Medication compliance is one of the biggest problems in the veterinary industry and for people with diseases such as idiopathic epilepsy. Poor medication compliance was one of the leading causes of treatment failure and breakthrough seizures in human patients.


A 2021 study found that only around 80% of owners with dogs with idiopathic epilepsy were non-compliant with following their dog's prescribed medication routine (Booth et al., 2021). Interestingly, owners with patients on multiple medications had a higher compliance rate than those on a single therapy (Booth et al., 2021).


The true impact of medication compliance is still somewhat unknown. However, it likely represents an important issue in idiopathic epilepsy management.

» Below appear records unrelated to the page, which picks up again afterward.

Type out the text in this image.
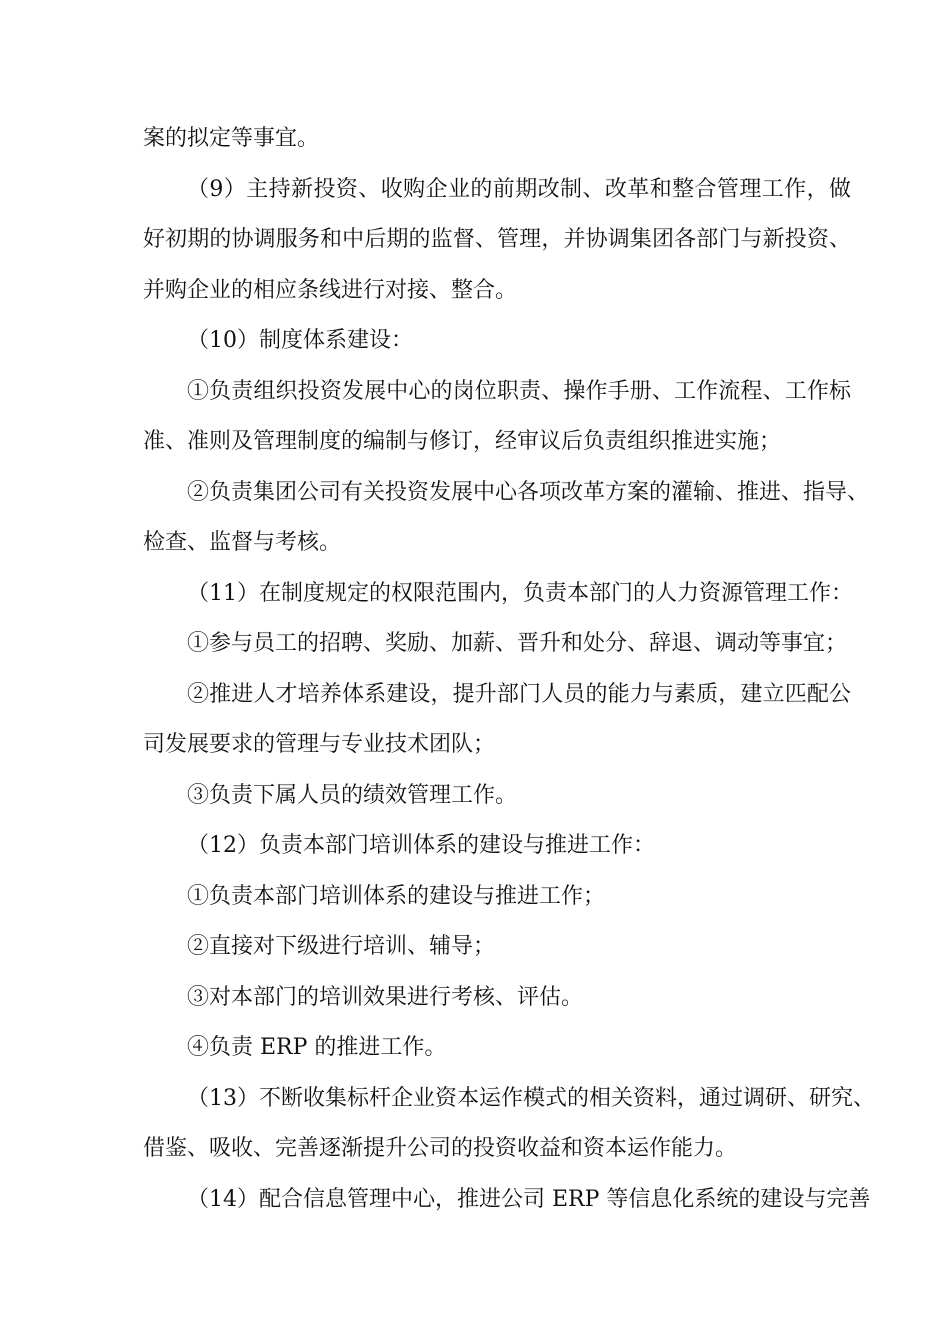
案的拟定等事宜。
（9）主持新投资、收购企业的前期改制、改革和整合管理工作，做
好初期的协调服务和中后期的监督、管理，并协调集团各部门与新投资、
并购企业的相应条线进行对接、整合。
（10）制度体系建设：
①负责组织投资发展中心的岗位职责、操作手册、工作流程、工作标
准、准则及管理制度的编制与修订，经审议后负责组织推进实施；
②负责集团公司有关投资发展中心各项改革方案的灌输、推进、指导、
检查、监督与考核。
（11）在制度规定的权限范围内，负责本部门的人力资源管理工作：
①参与员工的招聘、奖励、加薪、晋升和处分、辞退、调动等事宜；
②推进人才培养体系建设，提升部门人员的能力与素质，建立匹配公
司发展要求的管理与专业技术团队；
③负责下属人员的绩效管理工作。
（12）负责本部门培训体系的建设与推进工作：
①负责本部门培训体系的建设与推进工作；
②直接对下级进行培训、辅导；
③对本部门的培训效果进行考核、评估。
④负责 ERP 的推进工作。
（13）不断收集标杆企业资本运作模式的相关资料，通过调研、研究、
借鉴、吸收、完善逐渐提升公司的投资收益和资本运作能力。
（14）配合信息管理中心，推进公司 ERP 等信息化系统的建设与完善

4. Tips for ensuring compliance with medication in dogs with epilepsy

There are a few things you can do to help ensure compliance with your dog's epilepsy medication:

- Work with your veterinarian to find your dog's proper medication and dose.

- Set an alarm on your phone or computer to remind you when to give the medication.

- Give the medication at the same time each day to make it part of your daily routine.

- Put the medication in a place where you will see it daily to remind you to give it.

- Use a pill minder or other reminder system to help you remember to give the medication.

- Make sure you understand how to give the medication.